In many cases, primary tumors can be limited through surgical intervention (48). However, metastatic disease is more difficult to detect and prevent (49). Perhaps the most striking findings from our data are the enhanced capacity of the DC-TA + IL-2c combination therapy to deal with pre-existing metastases (B16 i.v. model) or prevent detectable metastases (4T1 model). Whether this results solely from enhanced numbers or specific functional attributes of DC-TA + IL-2c–generated NK cells or TA-specific CD8 T cells remains a question of great interest. For example, TA-specific endogenous CD8 T cells likely emerge from a preimmune repertoire that has been limited in number and affinity to avoid autoimmunity (50, 51). The decreased affinity for TA may be partially overcome by the enhanced Ag sensitivity and increased cytolytic capacity observed in T cells stimulated by combination DC-TA + IL-2c treatment. Additionally, the enhanced expression of late costimulatory molecules (41BB and GITR) by IL-2c treatment has the potential to render responding TA-specific CD8 T cells and NK cells resistant to suppressive mechanisms within tumors (32). Furthermore, DC + IL-2c treatment dramatically enhanced TA-specific CD8 T cell/TReg ratios, a relationship that has been suggested to be critical for successful immunotherapy (37). Finally, it will be of great interest to determine if additional combination with checkpoint blockade will further increase the capacity of DC + IL-2c immunotherapy to combat malignancy. The model systems described in this study should be ideally suited to address these questions.
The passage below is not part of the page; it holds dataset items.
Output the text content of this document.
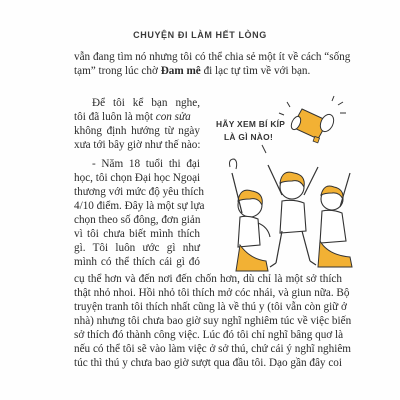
CHUYỆN ĐI LÀM HẾT LÒNG
vẫn đang tìm nó nhưng tôi có thể chia sẻ một ít về cách “sống
tạm” trong lúc chờ Đam mê đi lạc tự tìm về với bạn.
Để tôi kể bạn nghe,
tôi đã luôn là một con sửa
không định hướng từ ngày
xưa tới bây giờ như thế nào:
- Năm 18 tuổi thi đại
học, tôi chọn Đại học Ngoại
thương với mức độ yêu thích
4/10 điểm. Đây là một sự lựa
chọn theo số đông, đơn giản
vì tôi chưa biết mình thích
gì. Tôi luôn ước gì như
mình có thể thích cái gì đó
cụ thể hơn và đến nơi đến chốn hơn, dù chỉ là một sở thích
thật nhỏ nhoi. Hồi nhỏ tôi thích mở cóc nhái, và giun nữa. Bộ
truyện tranh tôi thích nhất cũng là về thú y (tôi vẫn còn giữ ở
nhà) nhưng tôi chưa bao giờ suy nghĩ nghiêm túc về việc biến
sở thích đó thành công việc. Lúc đó tôi chỉ nghĩ bâng quơ là
nếu có thể tôi sẽ vào làm việc ở sở thú, chứ cái ý nghĩ nghiêm
túc thì thú y chưa bao giờ sượt qua đầu tôi. Dạo gần đây coi
HÃY XEM BÍ KÍP
LÀ GÌ NÀO!
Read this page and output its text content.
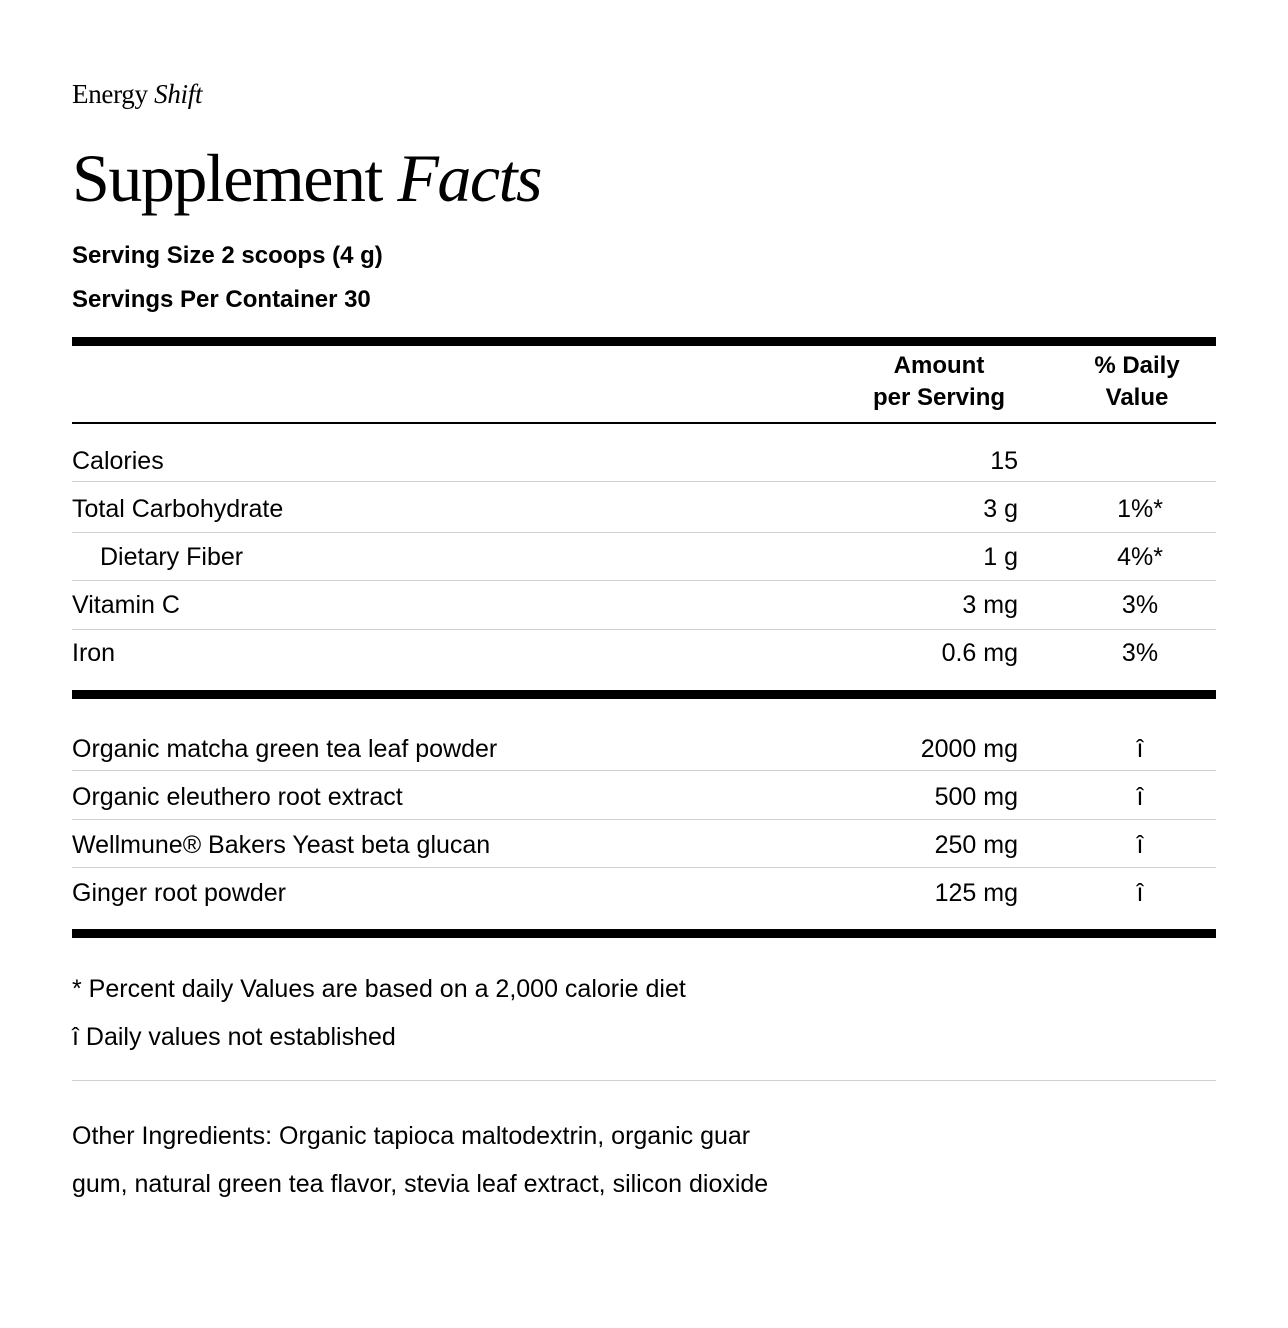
Energy Shift
Supplement Facts
Serving Size 2 scoops (4 g)
Servings Per Container 30
Amount
per Serving
% Daily
Value
Calories	15
Total Carbohydrate	3 g	1%*
Dietary Fiber	1 g	4%*
Vitamin C	3 mg	3%
Iron	0.6 mg	3%
Organic matcha green tea leaf powder	2000 mg	î
Organic eleuthero root extract	500 mg	î
Wellmune® Bakers Yeast beta glucan	250 mg	î
Ginger root powder	125 mg	î
* Percent daily Values are based on a 2,000 calorie diet
î Daily values not established
Other Ingredients: Organic tapioca maltodextrin, organic guar gum, natural green tea flavor, stevia leaf extract, silicon dioxide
Our results establish the proof of principle for combining DC-TA immunization with IL-2c infusion for tumor control. Importantly, complexes of human IL-2 and anti-human mAb can also enhance the proliferation, accumulation, and function of human CD8 T cells. As DC therapy is currently U.S. Food and Drug Administration–approved (7), and IL-2c has been shown in multiple preclinical studies to address serious pitfalls with currently approved HD IL-2 therapy (9), we consider this DC + IL-2c immunization strategy to be a viable candidate for Food and Drug Administration approval as an immunotherapy for patients with cancer.

We thank members of the Harty Laboratory for helpful discussion.

The authors have no financial conflicts of interest.